If it was only the exhaustion in my legs, that would be one thing. If it was just the deep ache in muscles that caused me to let out the most pathetic whimpers when I got out of bed in the morning, then I could probably manage to finish this thing.

But it was the breathing that did me in. Fighting to simply fill my body with its required level of oxygen while not getting so lightheaded I’d tell my friend/husband that short shorts were made for legs like his was where I drew the line.

Adam said it was a mental game, more so than physical. He said it was your mind telling your body that you can’t push any further, and when you do, you suddenly become aware that you are capable of more than binge watching three days’ worth of your favorite sitcom in only five hours. His words, not mine.

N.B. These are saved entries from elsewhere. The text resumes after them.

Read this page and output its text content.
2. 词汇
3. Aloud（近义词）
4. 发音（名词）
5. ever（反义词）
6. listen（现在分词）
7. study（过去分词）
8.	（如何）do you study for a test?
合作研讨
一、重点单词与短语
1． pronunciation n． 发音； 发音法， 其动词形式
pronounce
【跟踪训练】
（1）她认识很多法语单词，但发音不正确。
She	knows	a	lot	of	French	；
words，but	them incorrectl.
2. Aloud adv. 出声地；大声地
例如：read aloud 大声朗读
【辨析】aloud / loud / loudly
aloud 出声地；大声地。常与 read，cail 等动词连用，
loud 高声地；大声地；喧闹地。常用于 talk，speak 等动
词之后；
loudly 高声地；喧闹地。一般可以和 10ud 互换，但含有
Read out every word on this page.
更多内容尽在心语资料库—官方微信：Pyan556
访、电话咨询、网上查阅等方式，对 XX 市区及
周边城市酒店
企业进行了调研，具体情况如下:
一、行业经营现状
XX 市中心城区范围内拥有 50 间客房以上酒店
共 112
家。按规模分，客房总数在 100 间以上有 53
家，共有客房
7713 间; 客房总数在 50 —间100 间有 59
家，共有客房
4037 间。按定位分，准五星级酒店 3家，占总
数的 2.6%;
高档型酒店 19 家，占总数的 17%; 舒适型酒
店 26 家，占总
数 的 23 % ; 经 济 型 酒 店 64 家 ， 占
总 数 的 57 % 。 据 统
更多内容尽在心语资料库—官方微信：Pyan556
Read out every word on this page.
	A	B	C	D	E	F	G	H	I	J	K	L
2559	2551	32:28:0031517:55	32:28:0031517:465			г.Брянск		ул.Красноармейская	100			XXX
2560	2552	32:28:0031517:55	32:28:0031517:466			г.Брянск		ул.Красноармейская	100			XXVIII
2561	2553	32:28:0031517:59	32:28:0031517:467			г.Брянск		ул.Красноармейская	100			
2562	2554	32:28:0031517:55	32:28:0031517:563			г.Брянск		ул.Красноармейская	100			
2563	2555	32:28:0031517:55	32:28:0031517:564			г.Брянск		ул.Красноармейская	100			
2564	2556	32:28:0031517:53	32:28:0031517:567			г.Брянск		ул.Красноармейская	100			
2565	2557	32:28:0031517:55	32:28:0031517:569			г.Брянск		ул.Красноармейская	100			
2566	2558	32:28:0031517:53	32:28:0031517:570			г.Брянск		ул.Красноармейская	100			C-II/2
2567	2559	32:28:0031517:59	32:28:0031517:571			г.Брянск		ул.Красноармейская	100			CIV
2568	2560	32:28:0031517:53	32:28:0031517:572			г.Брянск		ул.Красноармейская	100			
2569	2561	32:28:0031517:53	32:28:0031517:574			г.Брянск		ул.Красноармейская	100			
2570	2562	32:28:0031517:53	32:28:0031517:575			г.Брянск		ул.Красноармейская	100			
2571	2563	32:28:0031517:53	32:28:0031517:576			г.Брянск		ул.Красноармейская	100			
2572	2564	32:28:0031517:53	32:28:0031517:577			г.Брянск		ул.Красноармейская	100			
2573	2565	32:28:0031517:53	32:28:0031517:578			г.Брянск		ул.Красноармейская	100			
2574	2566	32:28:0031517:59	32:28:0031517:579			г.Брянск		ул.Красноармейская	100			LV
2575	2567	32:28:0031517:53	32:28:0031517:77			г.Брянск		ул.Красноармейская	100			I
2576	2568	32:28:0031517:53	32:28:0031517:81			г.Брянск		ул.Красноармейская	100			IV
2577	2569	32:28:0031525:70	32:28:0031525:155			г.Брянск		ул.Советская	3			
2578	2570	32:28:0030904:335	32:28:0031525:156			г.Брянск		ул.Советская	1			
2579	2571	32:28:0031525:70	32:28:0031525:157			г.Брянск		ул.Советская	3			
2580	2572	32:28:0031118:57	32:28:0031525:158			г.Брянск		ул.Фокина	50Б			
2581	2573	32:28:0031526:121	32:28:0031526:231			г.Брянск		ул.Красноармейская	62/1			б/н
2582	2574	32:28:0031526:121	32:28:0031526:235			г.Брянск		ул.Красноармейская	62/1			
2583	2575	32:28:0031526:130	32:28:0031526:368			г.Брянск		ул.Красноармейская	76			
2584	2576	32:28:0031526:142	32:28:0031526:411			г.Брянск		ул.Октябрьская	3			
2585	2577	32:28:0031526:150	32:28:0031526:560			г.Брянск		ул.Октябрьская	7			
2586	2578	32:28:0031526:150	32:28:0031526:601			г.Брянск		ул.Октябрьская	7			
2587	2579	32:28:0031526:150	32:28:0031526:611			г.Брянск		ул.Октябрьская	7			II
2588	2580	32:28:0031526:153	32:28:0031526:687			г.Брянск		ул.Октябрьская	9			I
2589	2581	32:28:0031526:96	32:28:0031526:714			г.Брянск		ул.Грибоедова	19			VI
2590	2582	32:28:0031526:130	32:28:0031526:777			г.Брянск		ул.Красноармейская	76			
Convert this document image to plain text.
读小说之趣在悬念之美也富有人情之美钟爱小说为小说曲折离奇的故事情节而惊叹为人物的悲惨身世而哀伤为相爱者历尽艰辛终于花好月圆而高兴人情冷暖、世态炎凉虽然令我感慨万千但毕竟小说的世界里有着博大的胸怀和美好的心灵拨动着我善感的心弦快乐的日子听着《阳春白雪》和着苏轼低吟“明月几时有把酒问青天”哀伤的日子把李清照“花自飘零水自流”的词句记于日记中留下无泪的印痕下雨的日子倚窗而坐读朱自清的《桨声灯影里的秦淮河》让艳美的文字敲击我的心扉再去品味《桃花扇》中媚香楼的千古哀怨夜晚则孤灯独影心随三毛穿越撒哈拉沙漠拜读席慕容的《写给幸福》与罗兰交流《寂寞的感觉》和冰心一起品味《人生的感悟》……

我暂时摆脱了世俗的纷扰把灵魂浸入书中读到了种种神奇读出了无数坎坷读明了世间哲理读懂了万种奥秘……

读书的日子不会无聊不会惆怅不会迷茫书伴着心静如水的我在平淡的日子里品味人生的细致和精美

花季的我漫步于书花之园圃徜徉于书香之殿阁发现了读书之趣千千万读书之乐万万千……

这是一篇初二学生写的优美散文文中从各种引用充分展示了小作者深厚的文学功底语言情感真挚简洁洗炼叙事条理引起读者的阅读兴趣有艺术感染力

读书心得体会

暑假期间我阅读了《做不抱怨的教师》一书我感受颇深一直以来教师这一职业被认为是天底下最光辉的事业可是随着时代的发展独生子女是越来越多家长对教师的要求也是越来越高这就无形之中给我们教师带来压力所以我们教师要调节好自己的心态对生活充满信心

“Let’s talk about something.” He continued his light jog, but I could see he was itching to sprint, like his long legs were caught up in a tiny box next to mine. He’d slowed his pace for me.

What I wanted to talk about was the fact that this man had kissed me last night with enough passion to burn the entire house down. He’d lifted me up onto his countertop and had set me down with a brisk good night before going to his room and locking the door. I knew it was locked because about an hour later, when I eventually peeled myself off the counter, I checked to see if he was still awake and wanted to explain further what his mouth was doing touching my mouth in a way that was kind of concerning for feminism.

Our homemade pasta never saw a boiling pot. Instead, I freaked out and dumped the entire thing into the trash and told myself I would make more when I wasn’t replaying a kiss in my head over and over and listening to my high school self’s in the mood playlist.

Adam cleared his throat. “To get your mind off it.”

It was a crime that he could get a sentence out without a hint of whining.

“Let’s not talk at all,” I wheezed.

“Has your mom tried to call you again?”

I could hear her shrill voice now, shouting about divorce rates and warning that a man like Adam isn’t for me. Pregnant. I wanted to scoff, of course she would assume that. In her mind, no one would marry for the sake of love and happiness. Not that that was what this was. But it did make you wonder how she possibly could have managed to get with my dad, who was practically a tattooed, burly version of a butterfly.

“No.” We slowed our pace downhill so I could catch my breath. “I don’t plan on answering if she does. She can email me all the menacing thoughts that brew in her Wicked Witch of The 90210 brain.”

Adam sniffed in amusement. We walked in comfortable silence for a moment. The sun was just peeking over the hilltops behind the tall buildings in the distance. Distant sounds of traffic and construction lulled in the background, but closer to us, was my newest running playlist. It mostly consisted of my favorite early 2000s hits that Adam claimed showed my true age. The smell of dew on the grasses of houses around us coincided with fresh, clean air. It felt like being out here was a reset to your senses when you slowed down. Made you pay attention to the little things. A dog digging an escape under a white picket fence. A car starting. A man in a suit walking to it to go to work. Adam’s consistent breathing. Adam’s shorts swishing with every steady step. Adam’s arms swaying front and back. Adam.

“And your dad?” He knocked into our silence. “Does he remember you telling him everything?”

“Surprisingly, yes.” It was almost funny, really. The man usually didn’t remember whether he had already eaten breakfast most mornings, so by eleven o’clock, he’d had four bowls of Honey Nut Cheerios. But somehow… “Every time I call or go up there, his first words are ‘Hello, Mrs. Wells.’”

Adam smiled at the ground at that.

“It’s like he’s been truly waiting for this for years. Like it was somehow cemented in his brain.”

Not to say it wouldn’t leave again soon. The memories came and went for him, and I wasn’t going to hold him to a standard that required him to strain more than he needed to.